CHAPTER XIX. NATIONAL INDEPENDENCE.

 Among the arguments which are considered of weight in favor of the restriction system, we must not forget that drawn from national independence.
 
"What shall we do in case of war," say they, "if we have placed ourselves at the mercy of Great Britain for iron and coal?"
 
English monopolists did not fail on their side to exclaim, when the corn-laws were repealed, "What will become of Great Britain in time of war if she depends on the United States for food?"
 
One thing they fail to observe: it is that this sort of dependence, which results from exchange, from commercial operations, is a reciprocal dependence. We cannot depend on the foreigner unless the foreigner depends on us. This is the very essence of society. We do not place ourselves in a state of independence by breaking natural relations, but in a state of isolation.
 
Remark also: we isolate ourselves in the anticipation of war; but the very act of isolation is the commencement of war. It renders it more easy, less burdensome, therefore less unpopular. Let nations become permanent recipient customers each of the other, let the interruption of their relations inflict upon them the double suffering of privation and surfeit, and they will no longer require [127] the powerful navies which ruin them, the great armies which crush them; the peace of the world will no longer be compromised by the caprice of a Napoleon or of a Bismarck, and war will disappear through lack of aliment, resources, motive, pretext, and popular sympathy.
 
We know well that we shall be reproached (in the cant of the day) for proposing interest, vile and prosaic interest, as a foundation for the fraternity of nations.
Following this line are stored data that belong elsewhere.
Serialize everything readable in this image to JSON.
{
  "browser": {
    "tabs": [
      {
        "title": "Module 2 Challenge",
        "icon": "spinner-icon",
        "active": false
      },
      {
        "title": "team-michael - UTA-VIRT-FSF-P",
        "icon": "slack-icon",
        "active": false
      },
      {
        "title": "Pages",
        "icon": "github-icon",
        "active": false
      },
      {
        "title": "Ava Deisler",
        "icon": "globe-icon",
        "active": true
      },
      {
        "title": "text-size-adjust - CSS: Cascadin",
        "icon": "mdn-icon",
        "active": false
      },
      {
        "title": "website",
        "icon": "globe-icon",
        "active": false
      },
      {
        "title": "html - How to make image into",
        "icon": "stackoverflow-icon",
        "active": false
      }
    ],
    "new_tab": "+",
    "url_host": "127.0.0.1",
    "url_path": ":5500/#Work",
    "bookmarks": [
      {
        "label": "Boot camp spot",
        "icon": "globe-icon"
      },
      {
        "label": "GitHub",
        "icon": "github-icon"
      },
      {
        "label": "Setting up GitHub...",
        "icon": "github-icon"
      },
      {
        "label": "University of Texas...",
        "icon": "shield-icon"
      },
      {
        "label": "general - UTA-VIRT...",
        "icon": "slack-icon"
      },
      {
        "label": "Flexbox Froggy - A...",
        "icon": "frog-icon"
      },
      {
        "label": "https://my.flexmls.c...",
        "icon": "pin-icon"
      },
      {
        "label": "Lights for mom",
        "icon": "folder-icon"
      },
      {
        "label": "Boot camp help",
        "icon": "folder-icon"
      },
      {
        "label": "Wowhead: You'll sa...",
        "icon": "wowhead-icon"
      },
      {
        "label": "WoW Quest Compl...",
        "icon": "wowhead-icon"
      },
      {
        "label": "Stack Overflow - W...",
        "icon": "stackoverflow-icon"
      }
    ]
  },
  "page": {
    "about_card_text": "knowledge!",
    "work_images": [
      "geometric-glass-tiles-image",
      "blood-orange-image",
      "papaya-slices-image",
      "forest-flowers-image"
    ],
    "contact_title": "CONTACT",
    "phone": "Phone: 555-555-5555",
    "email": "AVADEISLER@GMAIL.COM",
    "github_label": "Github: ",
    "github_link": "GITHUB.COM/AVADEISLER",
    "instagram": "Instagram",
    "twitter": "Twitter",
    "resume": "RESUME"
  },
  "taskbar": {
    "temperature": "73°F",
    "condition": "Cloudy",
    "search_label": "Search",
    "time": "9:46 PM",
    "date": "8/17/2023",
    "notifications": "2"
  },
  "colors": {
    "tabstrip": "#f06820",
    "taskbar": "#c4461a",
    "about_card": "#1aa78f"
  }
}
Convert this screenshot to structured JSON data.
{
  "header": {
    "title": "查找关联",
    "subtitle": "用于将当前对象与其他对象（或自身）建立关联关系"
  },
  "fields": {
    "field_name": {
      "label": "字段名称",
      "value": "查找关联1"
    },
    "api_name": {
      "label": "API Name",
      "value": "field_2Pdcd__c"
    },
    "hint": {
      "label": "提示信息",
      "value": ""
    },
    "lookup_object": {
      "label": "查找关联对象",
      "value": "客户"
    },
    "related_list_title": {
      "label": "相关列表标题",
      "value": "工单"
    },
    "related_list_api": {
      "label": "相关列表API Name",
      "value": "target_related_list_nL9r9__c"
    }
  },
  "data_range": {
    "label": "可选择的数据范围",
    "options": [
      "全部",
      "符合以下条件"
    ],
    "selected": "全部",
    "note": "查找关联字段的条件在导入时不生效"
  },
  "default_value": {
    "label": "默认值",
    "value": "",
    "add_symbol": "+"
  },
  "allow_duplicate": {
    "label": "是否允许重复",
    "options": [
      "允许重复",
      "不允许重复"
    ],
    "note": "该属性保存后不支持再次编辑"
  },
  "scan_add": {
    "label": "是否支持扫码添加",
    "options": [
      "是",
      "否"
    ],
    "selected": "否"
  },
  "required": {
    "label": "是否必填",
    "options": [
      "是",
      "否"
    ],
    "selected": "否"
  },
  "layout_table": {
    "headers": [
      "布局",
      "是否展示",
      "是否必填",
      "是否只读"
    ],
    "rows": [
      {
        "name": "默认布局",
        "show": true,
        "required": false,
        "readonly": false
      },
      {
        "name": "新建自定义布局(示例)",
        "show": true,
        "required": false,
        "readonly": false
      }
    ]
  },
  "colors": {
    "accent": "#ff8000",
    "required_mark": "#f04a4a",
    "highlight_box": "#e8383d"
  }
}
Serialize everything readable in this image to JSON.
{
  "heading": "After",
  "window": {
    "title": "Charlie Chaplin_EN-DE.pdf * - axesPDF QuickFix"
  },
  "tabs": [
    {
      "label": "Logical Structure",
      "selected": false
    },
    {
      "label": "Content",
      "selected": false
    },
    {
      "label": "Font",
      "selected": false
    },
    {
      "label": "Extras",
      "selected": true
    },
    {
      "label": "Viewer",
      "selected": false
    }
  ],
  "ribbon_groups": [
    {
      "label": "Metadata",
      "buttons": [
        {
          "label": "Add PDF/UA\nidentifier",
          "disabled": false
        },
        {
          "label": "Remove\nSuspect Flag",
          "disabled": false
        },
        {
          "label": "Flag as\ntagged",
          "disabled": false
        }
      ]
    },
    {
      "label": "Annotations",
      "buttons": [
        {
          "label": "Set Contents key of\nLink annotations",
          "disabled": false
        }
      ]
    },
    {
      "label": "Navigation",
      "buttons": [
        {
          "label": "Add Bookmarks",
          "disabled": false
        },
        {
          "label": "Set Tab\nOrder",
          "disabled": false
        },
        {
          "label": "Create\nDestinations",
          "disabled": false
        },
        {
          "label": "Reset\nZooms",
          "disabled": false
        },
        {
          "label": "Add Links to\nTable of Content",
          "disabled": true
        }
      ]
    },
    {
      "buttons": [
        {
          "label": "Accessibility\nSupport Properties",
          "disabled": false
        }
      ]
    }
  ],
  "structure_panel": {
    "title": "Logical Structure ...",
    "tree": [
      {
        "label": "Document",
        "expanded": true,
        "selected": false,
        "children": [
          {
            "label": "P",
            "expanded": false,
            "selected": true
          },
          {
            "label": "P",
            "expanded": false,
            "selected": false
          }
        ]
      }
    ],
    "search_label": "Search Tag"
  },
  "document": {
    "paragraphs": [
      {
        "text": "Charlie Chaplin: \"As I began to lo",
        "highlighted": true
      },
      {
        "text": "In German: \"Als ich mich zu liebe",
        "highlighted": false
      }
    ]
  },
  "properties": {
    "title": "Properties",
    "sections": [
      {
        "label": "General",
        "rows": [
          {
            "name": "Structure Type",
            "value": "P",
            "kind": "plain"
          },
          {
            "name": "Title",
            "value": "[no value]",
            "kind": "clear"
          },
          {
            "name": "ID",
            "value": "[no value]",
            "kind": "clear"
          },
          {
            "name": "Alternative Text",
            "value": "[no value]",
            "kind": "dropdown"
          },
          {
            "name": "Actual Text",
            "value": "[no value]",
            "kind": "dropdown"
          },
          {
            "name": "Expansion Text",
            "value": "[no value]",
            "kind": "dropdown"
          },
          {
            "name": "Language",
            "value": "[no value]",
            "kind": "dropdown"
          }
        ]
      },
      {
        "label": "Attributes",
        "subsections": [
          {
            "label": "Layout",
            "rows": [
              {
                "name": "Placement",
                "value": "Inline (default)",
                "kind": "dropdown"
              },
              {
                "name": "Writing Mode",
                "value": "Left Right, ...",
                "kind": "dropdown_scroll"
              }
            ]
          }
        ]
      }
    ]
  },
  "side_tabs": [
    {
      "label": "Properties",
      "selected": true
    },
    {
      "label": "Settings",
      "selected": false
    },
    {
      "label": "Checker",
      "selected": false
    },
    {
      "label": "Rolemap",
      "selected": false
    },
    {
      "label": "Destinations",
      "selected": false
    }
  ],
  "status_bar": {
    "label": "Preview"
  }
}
It would be preferred that it should have its foundation in charity, in love, even in self-renunciation, and that, demolishing the material comfort of man, it should have the merit of a generous sacrifice.
 
When shall we have done with such puerile talk? When shall we banish charlatanry from science? When shall we cease to manifest this disgusting contradiction between our writings and our conduct? We hoot at and spit upon interest, that is to say, the useful, the right (for to say that all nations are interested in a thing, is to say that that thing is good in itself), as if interest were not the necessary, eternal, indestructible instrument to which Providence has intrusted human perfectibility. Would not one suppose us all angels of disinterestedness? And is it supposed that the public does not see with disgust that this affected language blackens precisely those pages for which it is compelled to pay highest? Affectation is truly the malady of this age.
 
What! because comfort and peace are correlative things; because it has pleased God to establish this beautiful harmony in the moral world; you are not willing that we should admire and adore His providence, [128] and accept with gratitude laws which make justice the condition of happiness. You wish peace only so far as it is destructive to comfort; and liberty burdens you because it imposes no sacrifices on you. If self-renunciation has so many claims for you, who prevents your carrying it into private life? Society will be grateful to you for it, for some one, at least, will receive the benefit of it; but to wish to impose it on humanity as a principle is the height of absurdity, for the abnegation of everything is the sacrifice of everything—it is evil set up in theory.
 
But, thank Heaven, men may write and read a great deal of such talk, without causing the world to refrain on that account from rendering obedience to its motive-power, which is, whether they will or no, interest. After all, it is singular enough to see sentiments of the most sublime abnegation invoked in favor of plunder itself. Just see to what this ostentatious disinterestedness tends. These men, so poetically delicate that they do not wish for peace itself, if it is founded on the base interest of men, put their hands in the pockets of others, and, above all, of the poor; for what section of the tariff protects the poor?
 
Well, gentlemen, dispose according to your own judgment of what belongs to yourselves, but allow us also to dispose of the fruit of the sweat of our brows, to avail ourselves of exchange at our own pleasure. Talk away about self-renunciation, for that is beautiful; but at the same time practice a little honesty.